Qu’est-ce qui est la fable de tout Moscou ? dit Pierre fâché, en se levant.

— Assez, comte, vous le savez bien !

— Je ne sais rien, dit Pierre.

— Je sais que vous êtes très ami avec Natalie et c’est pourquoi… Non, moi j’étais toujours mieux avec Véra. Cette chère Véra…

— Non, madame, continua Pierre d’un ton de mécontentement. Je n’ai pas du tout pris sur moi le rôle de chevalier de mademoiselle Rostov, voilà presqu’un mois que je ne suis pas allé chez eux, mais je ne comprends pas la cruauté…

Qui s’excuse… s’accuse, dit Julie en souriant et secouant la charpie, et pour avoir le dernier mot, elle changea aussitôt de conversation.

— Qu’ai-je appris aujourd’hui : cette pauvre Marie Bolkonskï est arrivée hier à Moscou.
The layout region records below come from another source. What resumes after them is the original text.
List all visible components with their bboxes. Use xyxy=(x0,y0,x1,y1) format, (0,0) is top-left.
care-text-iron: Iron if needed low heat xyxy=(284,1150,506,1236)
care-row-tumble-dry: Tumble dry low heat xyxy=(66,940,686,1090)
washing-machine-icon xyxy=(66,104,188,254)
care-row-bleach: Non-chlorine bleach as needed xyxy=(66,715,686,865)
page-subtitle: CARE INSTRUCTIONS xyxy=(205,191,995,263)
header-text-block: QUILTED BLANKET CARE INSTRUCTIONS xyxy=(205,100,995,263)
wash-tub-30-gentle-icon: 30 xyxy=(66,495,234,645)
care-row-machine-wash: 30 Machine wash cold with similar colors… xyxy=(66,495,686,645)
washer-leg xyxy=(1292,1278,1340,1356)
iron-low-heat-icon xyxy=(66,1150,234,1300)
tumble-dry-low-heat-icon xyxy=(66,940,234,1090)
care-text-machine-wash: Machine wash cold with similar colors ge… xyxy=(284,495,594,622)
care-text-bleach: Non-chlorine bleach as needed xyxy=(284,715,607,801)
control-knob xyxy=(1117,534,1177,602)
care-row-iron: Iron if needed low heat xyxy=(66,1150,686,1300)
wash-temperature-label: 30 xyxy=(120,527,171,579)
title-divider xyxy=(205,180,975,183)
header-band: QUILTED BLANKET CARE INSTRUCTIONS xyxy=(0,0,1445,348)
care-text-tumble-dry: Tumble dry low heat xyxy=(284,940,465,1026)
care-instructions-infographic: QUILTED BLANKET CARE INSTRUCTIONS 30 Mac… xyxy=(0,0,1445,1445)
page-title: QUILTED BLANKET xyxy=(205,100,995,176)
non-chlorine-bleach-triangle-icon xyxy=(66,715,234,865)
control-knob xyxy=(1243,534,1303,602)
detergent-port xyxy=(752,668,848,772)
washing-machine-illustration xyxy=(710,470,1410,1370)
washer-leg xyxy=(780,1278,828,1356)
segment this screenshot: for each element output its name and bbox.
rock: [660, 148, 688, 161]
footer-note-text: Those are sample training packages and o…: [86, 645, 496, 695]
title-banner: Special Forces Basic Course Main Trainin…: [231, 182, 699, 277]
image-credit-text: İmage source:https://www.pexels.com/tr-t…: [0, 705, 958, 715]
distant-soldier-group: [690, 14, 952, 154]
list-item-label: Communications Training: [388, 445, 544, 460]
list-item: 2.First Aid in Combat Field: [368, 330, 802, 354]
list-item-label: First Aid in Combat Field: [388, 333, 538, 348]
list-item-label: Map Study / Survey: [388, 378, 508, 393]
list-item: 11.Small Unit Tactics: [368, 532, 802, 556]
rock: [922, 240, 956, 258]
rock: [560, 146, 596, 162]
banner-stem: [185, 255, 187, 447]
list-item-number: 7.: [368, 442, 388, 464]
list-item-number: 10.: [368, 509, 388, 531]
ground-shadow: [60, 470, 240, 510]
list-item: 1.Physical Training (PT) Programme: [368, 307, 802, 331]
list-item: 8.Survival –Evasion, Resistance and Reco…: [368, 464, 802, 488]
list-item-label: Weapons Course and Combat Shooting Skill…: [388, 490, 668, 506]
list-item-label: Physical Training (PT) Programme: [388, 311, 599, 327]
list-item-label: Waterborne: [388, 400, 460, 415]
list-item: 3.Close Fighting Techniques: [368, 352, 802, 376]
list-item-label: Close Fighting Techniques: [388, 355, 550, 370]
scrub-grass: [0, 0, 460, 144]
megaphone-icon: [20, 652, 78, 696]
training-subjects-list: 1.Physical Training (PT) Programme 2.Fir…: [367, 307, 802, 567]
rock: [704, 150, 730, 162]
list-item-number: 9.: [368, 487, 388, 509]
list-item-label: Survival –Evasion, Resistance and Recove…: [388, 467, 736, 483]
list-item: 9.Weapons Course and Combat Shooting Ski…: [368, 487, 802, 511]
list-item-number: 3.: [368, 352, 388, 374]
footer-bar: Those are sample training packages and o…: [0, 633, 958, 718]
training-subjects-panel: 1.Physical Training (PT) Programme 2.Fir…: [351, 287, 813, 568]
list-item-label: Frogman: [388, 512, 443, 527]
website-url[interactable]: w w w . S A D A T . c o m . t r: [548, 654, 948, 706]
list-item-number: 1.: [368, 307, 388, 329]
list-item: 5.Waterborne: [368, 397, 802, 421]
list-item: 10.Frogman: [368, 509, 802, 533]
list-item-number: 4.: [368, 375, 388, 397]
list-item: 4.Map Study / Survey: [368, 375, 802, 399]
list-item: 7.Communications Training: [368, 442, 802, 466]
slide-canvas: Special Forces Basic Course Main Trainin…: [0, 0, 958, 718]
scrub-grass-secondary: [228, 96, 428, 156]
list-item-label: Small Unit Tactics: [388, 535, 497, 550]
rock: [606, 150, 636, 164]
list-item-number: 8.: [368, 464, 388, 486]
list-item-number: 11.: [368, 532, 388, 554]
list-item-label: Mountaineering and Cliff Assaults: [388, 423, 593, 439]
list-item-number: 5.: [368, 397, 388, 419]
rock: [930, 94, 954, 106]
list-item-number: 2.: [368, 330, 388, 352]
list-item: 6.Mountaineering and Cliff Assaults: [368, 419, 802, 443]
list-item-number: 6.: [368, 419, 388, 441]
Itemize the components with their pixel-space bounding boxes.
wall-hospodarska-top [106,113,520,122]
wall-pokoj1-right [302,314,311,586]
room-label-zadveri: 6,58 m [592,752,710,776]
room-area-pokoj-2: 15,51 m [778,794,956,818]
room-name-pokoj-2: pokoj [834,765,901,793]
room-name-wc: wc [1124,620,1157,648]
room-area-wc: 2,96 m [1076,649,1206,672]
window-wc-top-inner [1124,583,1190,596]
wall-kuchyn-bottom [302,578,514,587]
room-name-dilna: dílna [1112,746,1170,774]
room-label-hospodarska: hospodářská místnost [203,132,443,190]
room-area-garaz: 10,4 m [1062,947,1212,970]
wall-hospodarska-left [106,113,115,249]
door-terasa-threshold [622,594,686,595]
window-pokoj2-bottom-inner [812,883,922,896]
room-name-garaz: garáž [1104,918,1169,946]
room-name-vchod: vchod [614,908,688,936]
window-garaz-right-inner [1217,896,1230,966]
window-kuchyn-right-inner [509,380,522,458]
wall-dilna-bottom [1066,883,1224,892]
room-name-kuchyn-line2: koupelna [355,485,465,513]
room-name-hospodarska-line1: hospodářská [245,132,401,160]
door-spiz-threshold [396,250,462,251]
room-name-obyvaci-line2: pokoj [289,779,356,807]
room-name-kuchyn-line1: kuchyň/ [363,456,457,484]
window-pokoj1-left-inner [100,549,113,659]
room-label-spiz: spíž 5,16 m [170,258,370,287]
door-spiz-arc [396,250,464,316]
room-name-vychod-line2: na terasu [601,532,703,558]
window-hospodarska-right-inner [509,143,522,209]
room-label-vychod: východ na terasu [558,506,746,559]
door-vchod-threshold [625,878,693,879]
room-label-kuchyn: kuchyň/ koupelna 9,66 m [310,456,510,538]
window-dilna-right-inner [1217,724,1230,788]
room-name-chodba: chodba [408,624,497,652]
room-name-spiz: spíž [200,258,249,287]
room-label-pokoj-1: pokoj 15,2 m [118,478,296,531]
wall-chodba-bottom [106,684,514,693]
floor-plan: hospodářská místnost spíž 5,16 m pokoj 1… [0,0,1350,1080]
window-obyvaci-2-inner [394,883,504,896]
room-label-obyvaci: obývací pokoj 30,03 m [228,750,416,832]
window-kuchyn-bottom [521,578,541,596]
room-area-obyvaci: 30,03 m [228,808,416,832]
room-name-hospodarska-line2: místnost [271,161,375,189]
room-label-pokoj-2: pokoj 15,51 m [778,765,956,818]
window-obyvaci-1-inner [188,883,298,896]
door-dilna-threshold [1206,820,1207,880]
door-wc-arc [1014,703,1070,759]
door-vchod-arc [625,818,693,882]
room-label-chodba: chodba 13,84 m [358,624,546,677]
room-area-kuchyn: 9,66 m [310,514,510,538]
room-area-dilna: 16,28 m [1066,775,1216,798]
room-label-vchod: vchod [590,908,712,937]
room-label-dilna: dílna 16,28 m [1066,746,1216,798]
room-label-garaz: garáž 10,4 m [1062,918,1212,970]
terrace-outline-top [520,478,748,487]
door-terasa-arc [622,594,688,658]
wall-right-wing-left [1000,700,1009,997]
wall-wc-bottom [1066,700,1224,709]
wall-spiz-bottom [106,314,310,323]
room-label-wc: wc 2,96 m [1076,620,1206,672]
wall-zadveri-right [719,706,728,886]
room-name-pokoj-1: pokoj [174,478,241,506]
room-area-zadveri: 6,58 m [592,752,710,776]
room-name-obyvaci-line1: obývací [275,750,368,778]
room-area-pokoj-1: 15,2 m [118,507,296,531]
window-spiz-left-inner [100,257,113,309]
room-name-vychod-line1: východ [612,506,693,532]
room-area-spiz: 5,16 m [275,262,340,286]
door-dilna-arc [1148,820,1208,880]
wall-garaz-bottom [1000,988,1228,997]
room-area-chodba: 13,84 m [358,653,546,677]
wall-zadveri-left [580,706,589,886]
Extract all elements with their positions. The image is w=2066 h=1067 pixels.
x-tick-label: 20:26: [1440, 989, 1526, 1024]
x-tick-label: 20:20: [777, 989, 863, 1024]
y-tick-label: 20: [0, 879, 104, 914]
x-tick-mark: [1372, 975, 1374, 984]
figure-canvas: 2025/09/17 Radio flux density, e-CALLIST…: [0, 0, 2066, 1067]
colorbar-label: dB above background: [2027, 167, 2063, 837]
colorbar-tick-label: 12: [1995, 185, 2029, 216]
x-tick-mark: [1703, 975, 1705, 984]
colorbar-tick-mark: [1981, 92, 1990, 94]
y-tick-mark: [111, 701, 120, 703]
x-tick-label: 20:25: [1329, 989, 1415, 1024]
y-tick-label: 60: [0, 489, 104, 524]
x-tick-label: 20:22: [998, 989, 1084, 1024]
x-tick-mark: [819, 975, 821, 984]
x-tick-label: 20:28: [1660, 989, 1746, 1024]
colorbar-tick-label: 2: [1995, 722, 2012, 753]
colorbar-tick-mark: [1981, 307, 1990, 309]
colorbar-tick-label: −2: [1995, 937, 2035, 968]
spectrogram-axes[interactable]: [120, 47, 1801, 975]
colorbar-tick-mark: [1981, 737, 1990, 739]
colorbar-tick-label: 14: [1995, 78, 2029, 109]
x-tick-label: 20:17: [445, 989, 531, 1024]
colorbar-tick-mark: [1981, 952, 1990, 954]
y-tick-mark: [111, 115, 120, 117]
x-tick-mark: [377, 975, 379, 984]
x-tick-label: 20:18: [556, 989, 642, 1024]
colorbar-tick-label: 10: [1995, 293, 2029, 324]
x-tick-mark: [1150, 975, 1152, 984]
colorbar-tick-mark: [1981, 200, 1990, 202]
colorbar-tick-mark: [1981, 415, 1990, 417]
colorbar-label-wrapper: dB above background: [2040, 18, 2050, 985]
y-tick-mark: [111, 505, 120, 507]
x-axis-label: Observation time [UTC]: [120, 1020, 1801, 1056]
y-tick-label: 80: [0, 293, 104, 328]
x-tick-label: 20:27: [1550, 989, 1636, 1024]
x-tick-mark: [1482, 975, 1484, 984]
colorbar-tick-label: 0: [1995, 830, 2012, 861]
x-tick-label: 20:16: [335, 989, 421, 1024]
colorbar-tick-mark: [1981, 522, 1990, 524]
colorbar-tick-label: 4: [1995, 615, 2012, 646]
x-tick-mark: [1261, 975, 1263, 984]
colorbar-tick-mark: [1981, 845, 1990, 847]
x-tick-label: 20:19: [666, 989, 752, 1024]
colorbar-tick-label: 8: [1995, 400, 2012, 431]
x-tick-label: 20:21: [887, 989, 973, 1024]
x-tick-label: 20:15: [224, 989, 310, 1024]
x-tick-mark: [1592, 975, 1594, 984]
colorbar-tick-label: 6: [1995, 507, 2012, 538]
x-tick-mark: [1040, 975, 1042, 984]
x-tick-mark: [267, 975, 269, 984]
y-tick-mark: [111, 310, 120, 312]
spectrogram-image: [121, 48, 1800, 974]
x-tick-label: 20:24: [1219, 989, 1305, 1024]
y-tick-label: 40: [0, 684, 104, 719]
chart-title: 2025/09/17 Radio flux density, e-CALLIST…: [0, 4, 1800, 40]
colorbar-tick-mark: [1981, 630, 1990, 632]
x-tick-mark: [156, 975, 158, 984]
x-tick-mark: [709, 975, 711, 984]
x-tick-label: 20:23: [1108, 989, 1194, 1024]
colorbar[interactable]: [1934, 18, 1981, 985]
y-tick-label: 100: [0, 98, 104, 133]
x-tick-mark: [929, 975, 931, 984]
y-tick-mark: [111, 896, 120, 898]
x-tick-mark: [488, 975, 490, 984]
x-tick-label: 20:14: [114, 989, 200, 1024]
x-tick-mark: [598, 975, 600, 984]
Vous savez qu’elle a perdu son père ?

— Vraiment ! Où est-elle ? Je désirerais beaucoup la voir, dit Pierre.

— Hier, j’ai passé la soirée avec elle. Aujourd’hui ou demain elle part avec son neveu dans leur domaine, près de Moscou.

— Eh bien ! Comment va-t-elle ? dit Pierre.

— Bien triste. Et savez-vous qui l’a sauvée ? C’est un roman ! Nicolas Rostov. On la cernait, on voulait la tuer, on a blessé ses domestiques. Il arrive, se précipite et la sauve…

— Encore un roman ! dit le milicien. Décidément c’est une fuite générale ! Toutes les vieilles filles se marient : Catiche, une, la princesse Bolkonskï, deux.

— Vous savez, je crois en effet qu’elle est un petit peu amoureuse du jeune homme.

— Une amende ! une amende ! une amende !

— Mais comment dire cela en russe ?

  1. Les fameuses affiches de Rostoptchine étaient l’imitation grossière du langage du peuple, presque intraduisible.